Therapists who sit on couches and talk about people’s dreams represent just one small slice of a gigantic mental health pie. We are first responders. We are in the schools and embedded with DSS and in hospitals and in homes and out in the community. We’re working with gang members and drug addicts and the intellectually-disabled. We treat victims of sexual abuse and human trafficking. We are grief counselors working with hospice and in foster homes monitoring the safety and welfare of our nation’s most vulnerable youth. We prevent suicides and mitigate domestic violence. We advocate and teach and mentor.
Of course, there’s all sorts of professionals involved in the fight against COVID-19. There are doctors and nurses and police officers and paramedics. And all of their contributions are at least as important as anyone else’s.
The difference is that we’re already talking about those professions. It’s on the news 24/7. There’s not a person left in America who doesn’t know that nurses and doctors and other first responders are on the front line of this thing.

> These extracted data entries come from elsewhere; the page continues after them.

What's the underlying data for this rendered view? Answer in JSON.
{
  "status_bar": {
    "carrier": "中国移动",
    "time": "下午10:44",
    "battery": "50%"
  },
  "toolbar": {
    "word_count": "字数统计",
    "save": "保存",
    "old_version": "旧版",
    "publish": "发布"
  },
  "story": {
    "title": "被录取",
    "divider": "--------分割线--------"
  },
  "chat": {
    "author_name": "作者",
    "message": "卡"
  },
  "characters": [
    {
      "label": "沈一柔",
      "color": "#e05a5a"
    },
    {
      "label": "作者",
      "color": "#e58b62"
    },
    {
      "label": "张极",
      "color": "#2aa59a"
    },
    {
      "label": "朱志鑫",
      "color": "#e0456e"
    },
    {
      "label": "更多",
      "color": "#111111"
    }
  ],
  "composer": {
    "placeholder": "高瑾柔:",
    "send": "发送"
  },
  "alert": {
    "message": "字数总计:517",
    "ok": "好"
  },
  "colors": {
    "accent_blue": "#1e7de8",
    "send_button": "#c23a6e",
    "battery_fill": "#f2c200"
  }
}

But nobody’s talking about the other first responders, the counselors and therapists and social workers and clinicians who are responsible for the treatment and care of those 68 million, plus all the others who will need access to services in the weeks and months to come.
What You Can Do
I work at a psychiatric hospital and see clients in private practice. For my part, I’ll keep showing up for work until I run a fever that gets me barred from entry at the hospital and I’ll keep seeing my clients until the government forces us to switch to video conferencing and other forms of telehealth. And I have no doubt that my colleagues throughout the nation will continue to provide services as well.
But I still encourage anyone reading this to email, phone, or tweet their Congressman to inquire about mental health services in your area. Because when the Coronavirus hits your area — and it will — you’ll want every available resource at your disposal. We will all need professional supports to get through this crisis. Let’s make sure that they still exist when the time comes.